Convex.jl - Convex Optimization in Julia

Convex.jl is a Julia package for Disciplined Convex Programming (DCP). Convex.jl makes it easy to describe optimization problems in a natural, mathematical syntax, and to solve those problems using a variety of different (commercial and open-source) solvers. Convex.jl can solve

  • linear programs
  • mixed-integer linear programs and mixed-integer second-order cone programs
  • dcp-compliant convex programs including
    • second-order cone programs (SOCP)
    • exponential cone programs
    • semidefinite programs (SDP)

Convex.jl supports many solvers, including COSMO, Mosek, Gurobi, ECOS, SCS and GLPK, through MathOptInterface.

Note that Convex.jl was previously called CVX.jl. This package is under active development; we welcome bug reports and feature requests. For usage questions, please contact us via the Julia Discourse.

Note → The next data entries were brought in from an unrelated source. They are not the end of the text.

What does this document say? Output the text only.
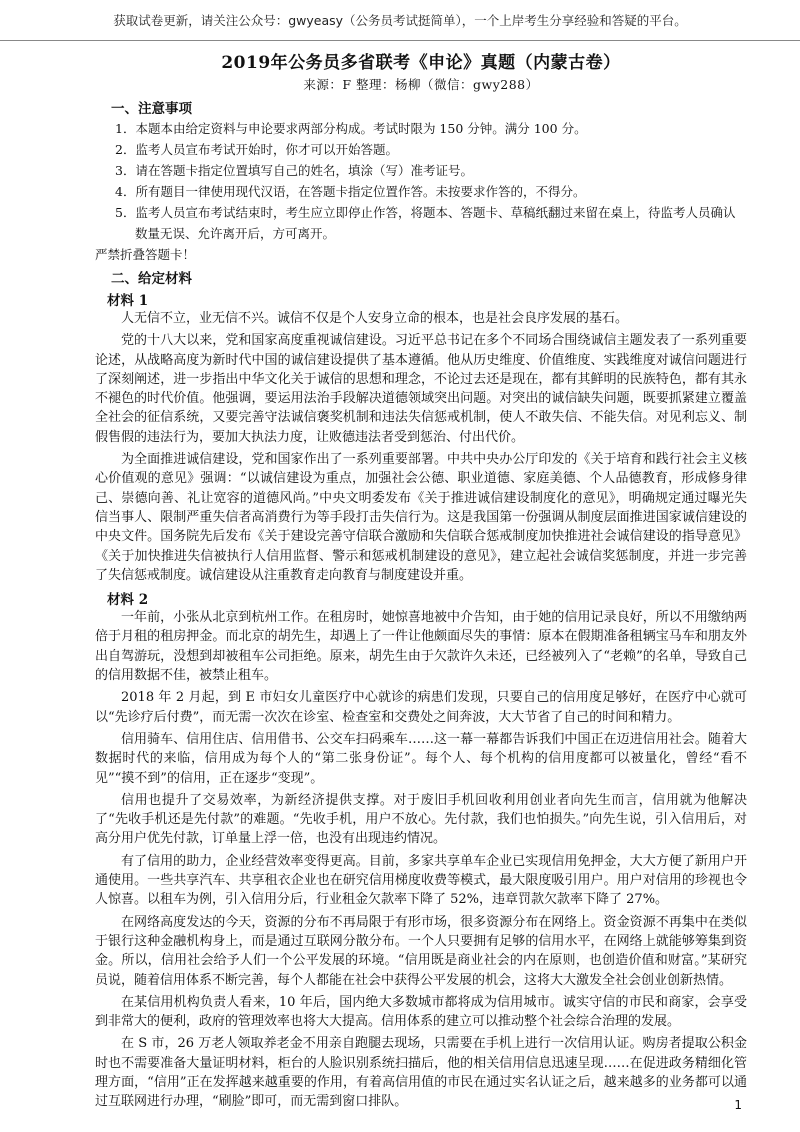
获取试卷更新，请关注公众号：gwyeasy（公务员考试挺简单），一个上岸考生分享经验和答疑的平台。
2019年公务员多省联考《申论》真题（内蒙古卷）
来源：F 整理：杨柳（微信：gwy288）
一、注意事项
1．本题本由给定资料与申论要求两部分构成。考试时限为 150 分钟。满分 100 分。
2．监考人员宣布考试开始时，你才可以开始答题。
3．请在答题卡指定位置填写自己的姓名，填涂（写）准考证号。
4．所有题目一律使用现代汉语，在答题卡指定位置作答。未按要求作答的，不得分。
5．监考人员宣布考试结束时，考生应立即停止作答，将题本、答题卡、草稿纸翻过来留在桌上，待监考人员确认数量无误、允许离开后，方可离开。
严禁折叠答题卡！
二、给定材料
材料 1

人无信不立，业无信不兴。诚信不仅是个人安身立命的根本，也是社会良序发展的基石。

党的十八大以来，党和国家高度重视诚信建设。习近平总书记在多个不同场合围绕诚信主题发表了一系列重要论述，从战略高度为新时代中国的诚信建设提供了基本遵循。他从历史维度、价值维度、实践维度对诚信问题进行了深刻阐述，进一步指出中华文化关于诚信的思想和理念，不论过去还是现在，都有其鲜明的民族特色，都有其永不褪色的时代价值。他强调，要运用法治手段解决道德领域突出问题。对突出的诚信缺失问题，既要抓紧建立覆盖全社会的征信系统，又要完善守法诚信褒奖机制和违法失信惩戒机制，使人不敢失信、不能失信。对见利忘义、制假售假的违法行为，要加大执法力度，让败德违法者受到惩治、付出代价。

为全面推进诚信建设，党和国家作出了一系列重要部署。中共中央办公厅印发的《关于培育和践行社会主义核心价值观的意见》强调：“以诚信建设为重点，加强社会公德、职业道德、家庭美德、个人品德教育，形成修身律己、崇德向善、礼让宽容的道德风尚。”中央文明委发布《关于推进诚信建设制度化的意见》，明确规定通过曝光失信当事人、限制严重失信者高消费行为等手段打击失信行为。这是我国第一份强调从制度层面推进国家诚信建设的中央文件。国务院先后发布《关于建设完善守信联合激励和失信联合惩戒制度加快推进社会诚信建设的指导意见》《关于加快推进失信被执行人信用监督、警示和惩戒机制建设的意见》，建立起社会诚信奖惩制度，并进一步完善了失信惩戒制度。诚信建设从注重教育走向教育与制度建设并重。

材料 2

一年前，小张从北京到杭州工作。在租房时，她惊喜地被中介告知，由于她的信用记录良好，所以不用缴纳两倍于月租的租房押金。而北京的胡先生，却遇上了一件让他颇面尽失的事情：原本在假期准备租辆宝马车和朋友外出自驾游玩，没想到却被租车公司拒绝。原来，胡先生由于欠款许久未还，已经被列入了“老赖”的名单，导致自己的信用数据不佳，被禁止租车。

2018 年 2 月起，到 E 市妇女儿童医疗中心就诊的病患们发现，只要自己的信用度足够好，在医疗中心就可以“先诊疗后付费”，而无需一次次在诊室、检查室和交费处之间奔波，大大节省了自己的时间和精力。

信用骑车、信用住店、信用借书、公交车扫码乘车……这一幕一幕都告诉我们中国正在迈进信用社会。随着大数据时代的来临，信用成为每个人的“第二张身份证”。每个人、每个机构的信用度都可以被量化，曾经“看不见”“摸不到”的信用，正在逐步“变现”。

信用也提升了交易效率，为新经济提供支撑。对于废旧手机回收利用创业者向先生而言，信用就为他解决了“先收手机还是先付款”的难题。“先收手机，用户不放心。先付款，我们也怕损失。”向先生说，引入信用后，对高分用户优先付款，订单量上浮一倍，也没有出现违约情况。

有了信用的助力，企业经营效率变得更高。目前，多家共享单车企业已实现信用免押金，大大方便了新用户开通使用。一些共享汽车、共享租衣企业也在研究信用梯度收费等模式，最大限度吸引用户。用户对信用的珍视也令人惊喜。以租车为例，引入信用分后，行业租金欠款率下降了 52%，违章罚款欠款率下降了 27%。

在网络高度发达的今天，资源的分布不再局限于有形市场，很多资源分布在网络上。资金资源不再集中在类似于银行这种金融机构身上，而是通过互联网分散分布。一个人只要拥有足够的信用水平，在网络上就能够筹集到资金。所以，信用社会给予人们一个公平发展的环境。“信用既是商业社会的内在原则，也创造价值和财富。”某研究员说，随着信用体系不断完善，每个人都能在社会中获得公平发展的机会，这将大大激发全社会创业创新热情。

在某信用机构负责人看来，10 年后，国内绝大多数城市都将成为信用城市。诚实守信的市民和商家，会享受到非常大的便利，政府的管理效率也将大大提高。信用体系的建立可以推动整个社会综合治理的发展。

在 S 市，26 万老人领取养老金不用亲自跑腿去现场，只需要在手机上进行一次信用认证。购房者提取公积金时也不需要准备大量证明材料，柜台的人脸识别系统扫描后，他的相关信用信息迅速呈现……在促进政务精细化管理方面，“信用”正在发挥越来越重要的作用，有着高信用值的市民在通过实名认证之后，越来越多的业务都可以通过互联网进行办理，“刷脸”即可，而无需到窗口排队。	1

Extended formulations and the DCP ruleset

Convex.jl works by transforming the problem—which possibly has nonsmooth, nonlinear constructions like the nuclear norm, the log determinant, and so forth—into a linear optimization problem subject to conic constraints. This reformulation often involves adding auxiliary variables, and is called an "extended formulation", since the original problem has been extended with additional variables. These formulations rely on the problem being modelled by combining Convex.jl's "atoms" or primitives according to certain rules which ensure convexity, called the disciplined convex programming (DCP) ruleset. If these atoms are combined in a way that does not ensure convexity, the extended formulations are often invalid. As a simple example, consider the problem

minimize(abs(x), x >= 1, x <= 2)

Obviously, the optimum occurs at x=1, but let us imagine we want to solve this problem via Convex.jl using a linear programming (LP) solver. Since abs is a nonlinear function, we need to reformulate the problem to pass it to the LP solver. We do this by introducing an auxiliary variable t and instead solving

minimize(t, x >= 1, x <= 2, t >= x, t >= -x)

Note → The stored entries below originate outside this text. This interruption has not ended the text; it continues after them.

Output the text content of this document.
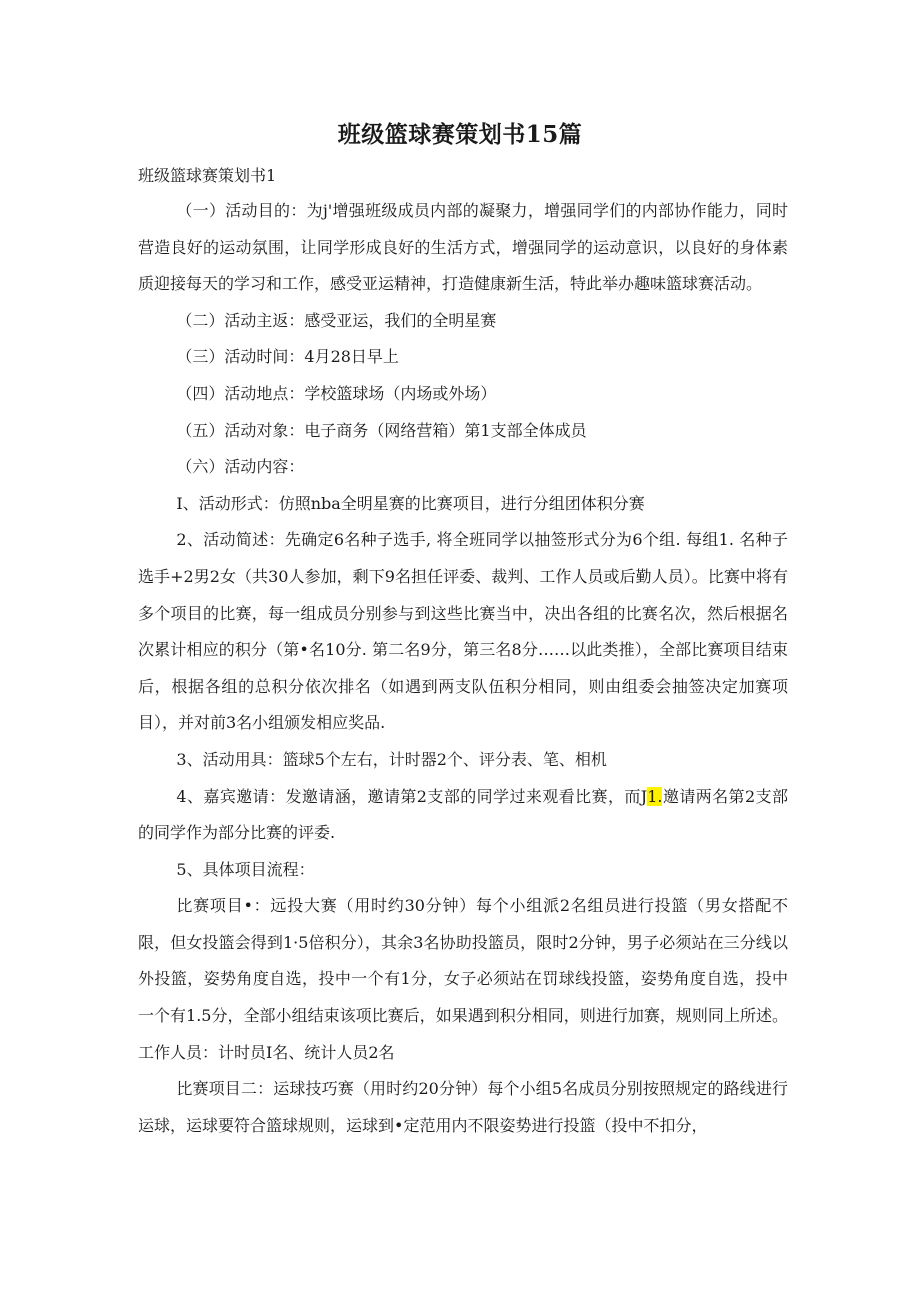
班级篮球赛策划书15篇
班级篮球赛策划书1

（一）活动目的：为j'增强班级成员内部的凝聚力，增强同学们的内部协作能力，同时营造良好的运动氛围，让同学形成良好的生活方式，增强同学的运动意识，以良好的身体素质迎接每天的学习和工作，感受亚运精神，打造健康新生活，特此举办趣味篮球赛活动。

（二）活动主返：感受亚运，我们的全明星赛

（三）活动时间：4月28日早上

（四）活动地点：学校篮球场（内场或外场）

（五）活动对象：电子商务（网络营箱）第1支部全体成员

（六）活动内容：

I、活动形式：仿照nba全明星赛的比赛项目，进行分组团体积分赛

2、活动简述：先确定6名种子选手, 将全班同学以抽签形式分为6个组. 每组1. 名种子选手+2男2女（共30人参加，剩下9名担任评委、裁判、工作人员或后勤人员）。比赛中将有多个项目的比赛，每一组成员分别参与到这些比赛当中，决出各组的比赛名次，然后根据名次累计相应的积分（第•名10分. 第二名9分，第三名8分……以此类推），全部比赛项目结束后，根据各组的总积分依次排名（如遇到两支队伍积分相同，则由组委会抽签决定加赛项目），并对前3名小组颁发相应奖品.

3、活动用具：篮球5个左右，计时器2个、评分表、笔、相机

4、嘉宾邀请：发邀请涵，邀请第2支部的同学过来观看比赛，而J1.邀请两名第2支部的同学作为部分比赛的评委.

5、具体项目流程：

比赛项目•：远投大赛（用时约30分钟）每个小组派2名组员进行投篮（男女搭配不限，但女投篮会得到1·5倍积分），其余3名协助投篮员，限时2分钟，男子必须站在三分线以外投篮，姿势角度自选，投中一个有1分，女子必须站在罚球线投篮，姿势角度自选，投中一个有1.5分，全部小组结束该项比赛后，如果遇到积分相同，则进行加赛，规则同上所述。工作人员：计时员I名、统计人员2名

比赛项目二：运球技巧赛（用时约20分钟）每个小组5名成员分别按照规定的路线进行运球，运球要符合篮球规则，运球到•定范用内不限姿势进行投篮（投中不扣分，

That is, we add the constraints t >= x and t >= -x, and replace abs(x) by t. Since we are minimizing over t and the smallest possible t satisfying these constraints is the absolute value of x, we get the right answer. That is, this reformulation worked because we were minimizing abs(x), and that is a valid way to use the primitive abs.

If we were maximizing abs, Convex.jl would print

Warning: Problem not DCP compliant: objective is not DCP

Why? Well, let us consider the same reformulation for a maximization problem. The original problem is now

maximize(abs(x), x >= 1, x <= 2)

and trivially the optimum is 2, obtained at x=2. If we do the same replacements as above, however, we arrive at the problem

maximize(t, x >= 1, x <= 2, t >= x, t >= -x)

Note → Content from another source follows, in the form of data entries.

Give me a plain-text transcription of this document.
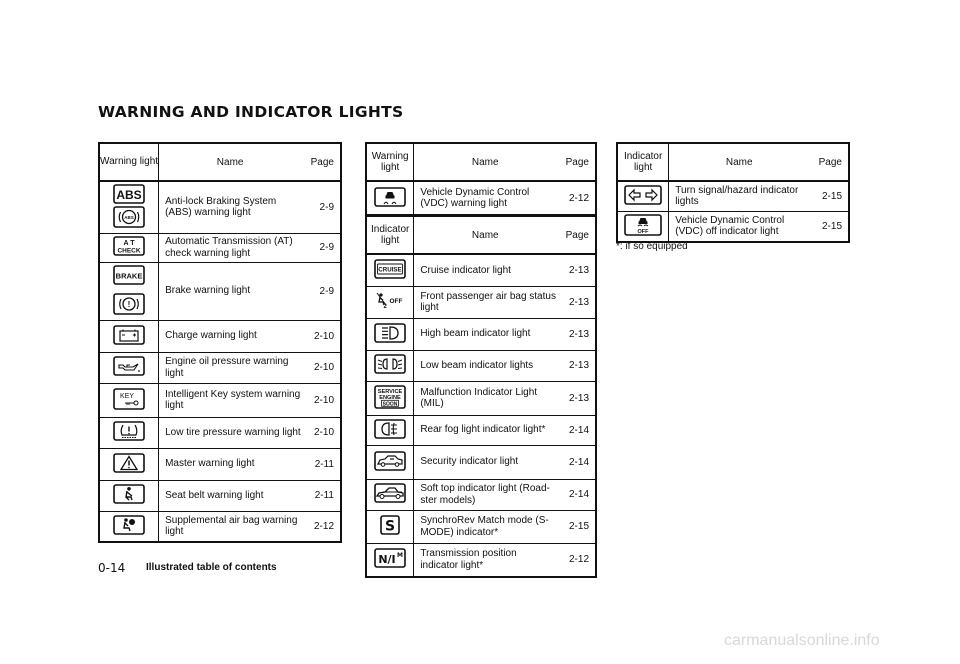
WARNING AND INDICATOR LIGHTS
Warning light	Name	Page

ABS
ABS	Anti-lock Braking System (ABS) warning light	2-9

A T
CHECK	Automatic Transmission (AT) check warning light	2-9

BRAKE
!	Brake warning light	2-9
	Charge warning light	2-10
	Engine oil pressure warning light	2-10

KEY	Intelligent Key system warning light	2-10
	Low tire pressure warning light	2-10
	Master warning light	2-11
	Seat belt warning light	2-11
	Supplemental air bag warning light	2-12
Warning light	Name	Page
	Vehicle Dynamic Control (VDC) warning light	2-12
Indicator light	Name	Page

CRUISE	Cruise indicator light	2-13

2
OFF	Front passenger air bag status light	2-13
	High beam indicator light	2-13
	Low beam indicator lights	2-13

SERVICE
ENGINE
SOON	Malfunction Indicator Light (MIL)	2-13
	Rear fog light indicator light*	2-14
	Security indicator light	2-14
	Soft top indicator light (Road-ster models)	2-14

S	SynchroRev Match mode (S-MODE) indicator*	2-15

N/I M	Transmission position indicator light*	2-12
Indicator light	Name	Page
	Turn signal/hazard indicator lights	2-15

OFF	Vehicle Dynamic Control (VDC) off indicator light	2-15
*: if so equipped
0-14 Illustrated table of contents
carmanualsonline.info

whose solution is infinity. In other words, we got the wrong answer by using the reformulation, since the extended formulation was only valid for a minimization problem. Convex.jl always performs these reformulations, but they are only guaranteed to be valid when the DCP ruleset is followed. Therefore, Convex.jl programatically checks the whether or not these rules were satisfied and warns if they were not. One should not take these DCP warnings lightly!